Apr 15, 2012

Google lets marketers target keyword typos


Google is beta-testing "Near Match," a service that allows marketers to extend the reach of their search keywords to cover typos, misspellings, pluralizations and abbreviations. Early tests suggest Near Match could boost brands' click volume by 6.5% and impression volume by 9.8% -- but at the cost of disrupting existing analytics and knowledge-based ad strategies. "For advertisers, the data set has changed and the intelligence has to be rebuilt," notes Chris Copeland. VIA: Advertising Age. Entire article below:

As children we are taught that in order to win you must understand the rules of the game and play by them. As a parent, you quickly realize that kids excel more at changing the rules than following the original ones. In fact, an oft-spoken phrase from adults to complaining children is "If you don't like the rules, don't play the game." By contrast, in the adult world the phrase gets flipped and you start to frequently hear the cavalier line "If you don't like the rules, change the game."

No company better exemplifies this mantra than Google. The entire basis of the company was built on changing the way information was organized using its own PageRank algorithm. The approach has never stopped. No shift is too great (opaque auction models) or too small (IPO via Dutch auction) for Google to not want to test the bounds of change. You could argue that no company does disruption and game-changing as routinely and well as Google.

You could also argue that no company has more levers to pull to enable those changes than any other business today. And that is why the fourth-quarter earning miss from Google was so jarring. Even more surprisingly it missed at its core, inside search with an 8% cost-per-click decline. Now, on the eve of its first-quarter numbers, Google is preparing to move a beta initiative to the mainstream which creates market asymmetry to their benefit.

The beta, Near Match, is designed to "enable you to safely extend the reach of your Exact and Phrase Match keywords to cover plural, misspelling, close rewrite, abbreviation and acronym variants only." In previewing the beta for advertisers, Google has suggested a 6.5% increase in click volume and a 9.8% increase in impression volume. Appealing for marketers, but at what cost? We know that digital auctions and publisher revenue thrive, in part, due to a lack of data to inform smarter bidding.

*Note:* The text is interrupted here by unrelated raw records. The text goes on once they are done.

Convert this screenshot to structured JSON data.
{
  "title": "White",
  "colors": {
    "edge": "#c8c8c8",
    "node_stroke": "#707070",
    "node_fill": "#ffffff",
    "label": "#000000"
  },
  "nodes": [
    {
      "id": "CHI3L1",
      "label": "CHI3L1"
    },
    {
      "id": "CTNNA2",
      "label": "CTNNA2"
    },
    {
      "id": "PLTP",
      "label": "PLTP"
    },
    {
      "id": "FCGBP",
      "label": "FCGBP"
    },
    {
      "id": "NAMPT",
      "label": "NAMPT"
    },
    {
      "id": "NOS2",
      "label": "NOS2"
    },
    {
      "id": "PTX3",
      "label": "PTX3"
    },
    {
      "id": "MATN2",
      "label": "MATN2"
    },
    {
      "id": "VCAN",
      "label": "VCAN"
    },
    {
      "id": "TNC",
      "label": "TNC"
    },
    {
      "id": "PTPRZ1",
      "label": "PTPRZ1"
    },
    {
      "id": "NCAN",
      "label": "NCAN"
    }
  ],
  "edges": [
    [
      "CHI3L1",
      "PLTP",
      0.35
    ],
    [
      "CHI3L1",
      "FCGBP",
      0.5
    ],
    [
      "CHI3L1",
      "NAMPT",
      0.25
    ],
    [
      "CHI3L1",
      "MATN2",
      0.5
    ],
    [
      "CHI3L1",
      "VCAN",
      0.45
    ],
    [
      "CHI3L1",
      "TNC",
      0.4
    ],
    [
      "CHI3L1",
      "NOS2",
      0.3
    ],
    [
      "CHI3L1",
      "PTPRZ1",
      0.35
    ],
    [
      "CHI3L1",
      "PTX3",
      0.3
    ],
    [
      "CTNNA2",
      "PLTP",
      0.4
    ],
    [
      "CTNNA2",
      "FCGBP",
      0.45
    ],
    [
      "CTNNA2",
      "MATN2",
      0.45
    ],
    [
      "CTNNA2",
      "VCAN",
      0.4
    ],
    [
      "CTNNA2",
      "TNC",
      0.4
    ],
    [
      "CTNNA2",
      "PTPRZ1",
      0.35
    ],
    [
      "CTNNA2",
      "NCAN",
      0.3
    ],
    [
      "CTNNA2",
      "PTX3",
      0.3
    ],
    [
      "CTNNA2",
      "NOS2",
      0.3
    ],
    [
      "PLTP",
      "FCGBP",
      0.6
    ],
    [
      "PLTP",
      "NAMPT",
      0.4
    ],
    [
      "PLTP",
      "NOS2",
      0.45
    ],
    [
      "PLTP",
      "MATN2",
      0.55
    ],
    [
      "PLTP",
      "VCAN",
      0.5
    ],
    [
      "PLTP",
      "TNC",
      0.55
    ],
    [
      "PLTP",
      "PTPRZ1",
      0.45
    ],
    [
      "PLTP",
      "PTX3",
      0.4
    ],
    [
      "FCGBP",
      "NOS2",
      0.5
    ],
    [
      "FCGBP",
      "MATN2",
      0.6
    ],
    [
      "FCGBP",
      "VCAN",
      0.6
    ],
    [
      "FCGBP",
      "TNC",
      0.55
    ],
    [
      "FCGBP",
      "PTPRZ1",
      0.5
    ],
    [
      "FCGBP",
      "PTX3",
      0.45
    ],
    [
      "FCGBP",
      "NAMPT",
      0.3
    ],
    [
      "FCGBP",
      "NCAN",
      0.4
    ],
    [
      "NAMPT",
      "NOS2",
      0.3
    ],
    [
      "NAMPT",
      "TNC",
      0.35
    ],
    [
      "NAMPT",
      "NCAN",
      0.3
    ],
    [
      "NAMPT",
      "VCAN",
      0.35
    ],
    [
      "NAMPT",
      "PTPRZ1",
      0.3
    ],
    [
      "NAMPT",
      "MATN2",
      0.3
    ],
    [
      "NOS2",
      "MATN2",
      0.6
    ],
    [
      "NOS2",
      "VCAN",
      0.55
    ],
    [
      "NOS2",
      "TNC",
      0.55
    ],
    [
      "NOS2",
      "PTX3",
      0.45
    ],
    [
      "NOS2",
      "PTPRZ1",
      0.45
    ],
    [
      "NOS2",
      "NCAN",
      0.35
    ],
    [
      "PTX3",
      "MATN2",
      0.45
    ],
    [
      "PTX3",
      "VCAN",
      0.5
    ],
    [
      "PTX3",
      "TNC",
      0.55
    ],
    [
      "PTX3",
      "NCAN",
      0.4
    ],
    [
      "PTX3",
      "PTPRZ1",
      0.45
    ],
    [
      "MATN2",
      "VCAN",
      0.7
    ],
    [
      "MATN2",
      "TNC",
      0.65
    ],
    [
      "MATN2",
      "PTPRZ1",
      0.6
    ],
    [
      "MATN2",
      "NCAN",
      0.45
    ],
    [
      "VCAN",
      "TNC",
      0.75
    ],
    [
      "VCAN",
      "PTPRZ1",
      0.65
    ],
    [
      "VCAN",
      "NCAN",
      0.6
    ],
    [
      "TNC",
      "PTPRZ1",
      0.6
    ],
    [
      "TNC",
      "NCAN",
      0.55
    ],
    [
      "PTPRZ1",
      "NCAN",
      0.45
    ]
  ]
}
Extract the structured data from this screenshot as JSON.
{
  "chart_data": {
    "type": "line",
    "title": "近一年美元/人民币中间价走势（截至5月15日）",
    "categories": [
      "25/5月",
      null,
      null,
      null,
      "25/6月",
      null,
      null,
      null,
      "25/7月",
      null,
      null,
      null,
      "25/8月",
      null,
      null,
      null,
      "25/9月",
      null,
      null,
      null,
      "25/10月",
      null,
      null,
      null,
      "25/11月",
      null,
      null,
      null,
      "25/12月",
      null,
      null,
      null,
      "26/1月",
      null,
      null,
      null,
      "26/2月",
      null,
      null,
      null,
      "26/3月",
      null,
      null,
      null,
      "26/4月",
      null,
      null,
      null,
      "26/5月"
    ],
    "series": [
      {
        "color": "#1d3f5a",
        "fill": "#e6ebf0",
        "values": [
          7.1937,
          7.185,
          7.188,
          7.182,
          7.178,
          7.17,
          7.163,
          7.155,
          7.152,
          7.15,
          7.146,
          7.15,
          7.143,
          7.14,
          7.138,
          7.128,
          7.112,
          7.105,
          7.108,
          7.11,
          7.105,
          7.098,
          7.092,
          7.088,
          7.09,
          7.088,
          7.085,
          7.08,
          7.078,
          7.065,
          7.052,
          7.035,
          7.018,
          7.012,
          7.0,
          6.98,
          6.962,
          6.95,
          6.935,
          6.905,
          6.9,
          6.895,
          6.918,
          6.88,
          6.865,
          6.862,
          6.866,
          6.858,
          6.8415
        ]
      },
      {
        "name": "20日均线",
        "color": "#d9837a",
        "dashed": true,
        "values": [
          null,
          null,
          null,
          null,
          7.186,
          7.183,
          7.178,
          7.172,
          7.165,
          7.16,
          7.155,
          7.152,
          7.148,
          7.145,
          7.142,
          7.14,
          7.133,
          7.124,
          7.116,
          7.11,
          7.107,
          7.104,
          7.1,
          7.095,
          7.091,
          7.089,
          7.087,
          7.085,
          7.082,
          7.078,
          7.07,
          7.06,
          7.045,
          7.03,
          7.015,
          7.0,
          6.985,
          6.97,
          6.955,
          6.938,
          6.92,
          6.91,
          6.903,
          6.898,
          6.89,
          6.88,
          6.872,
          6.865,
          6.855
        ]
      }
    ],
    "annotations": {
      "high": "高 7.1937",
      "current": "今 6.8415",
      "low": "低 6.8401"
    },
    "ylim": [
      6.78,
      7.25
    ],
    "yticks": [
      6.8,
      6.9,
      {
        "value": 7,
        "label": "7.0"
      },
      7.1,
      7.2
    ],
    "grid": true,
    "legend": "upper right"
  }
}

One needs only to look back at the fouth-quarter cost-per-clicks, where Google saw that decline, and Bing, with less historical data at the disposal of advertisers, saw a 6%-plus increase in cost per clicks. Even more pronounced was the retail category where, according to year-over-year data from Marin Software, industrywide search costs per click dropped 10.4% between the fourth quarter of 2010 and the fourth quarter of 2011, inclusive of Bing where overall costs per click. grew. It is possible that retailers valued clicks less in 2011 than 2010 or had less budget, but all economic indicators suggest the opposite to be true. With that the case, one cannot help but wonder if advertisers are finally getting smarter about their bid strategies.

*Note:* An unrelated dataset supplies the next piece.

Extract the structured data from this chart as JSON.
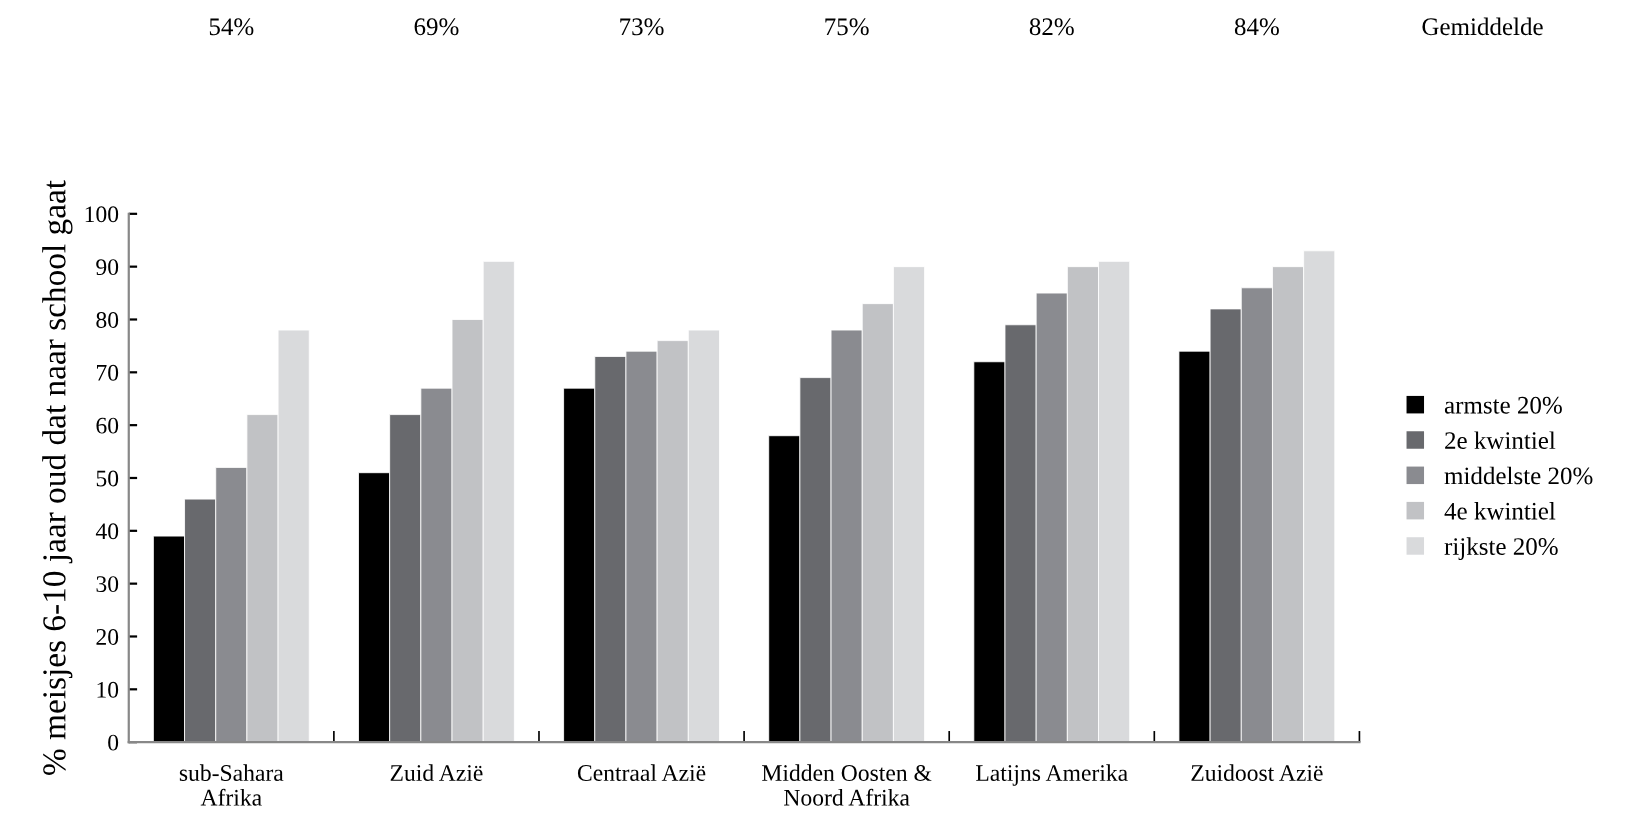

If knowledge is power then the introduction of a new unknown once again changes the rules of the game. In early testing of the new Near Match type for select Group M clients, an increase in impressions was found -- but costs per click also increased 13%. This is likely because advertisers were suddenly having bids, established by knowledge-based decisions against a specific keyword, assigned to variations of those terms that had an unknown value.

From a user standpoint the game doesn't change. Google continues to deliver relevant results and ads that match what they likely meant. For advertisers, the data set has changed and the intelligence has to be rebuilt, In the meantime, there's a price to be paid with Google's new change and unlike kids who can decide not to play the game, brands won't have that option.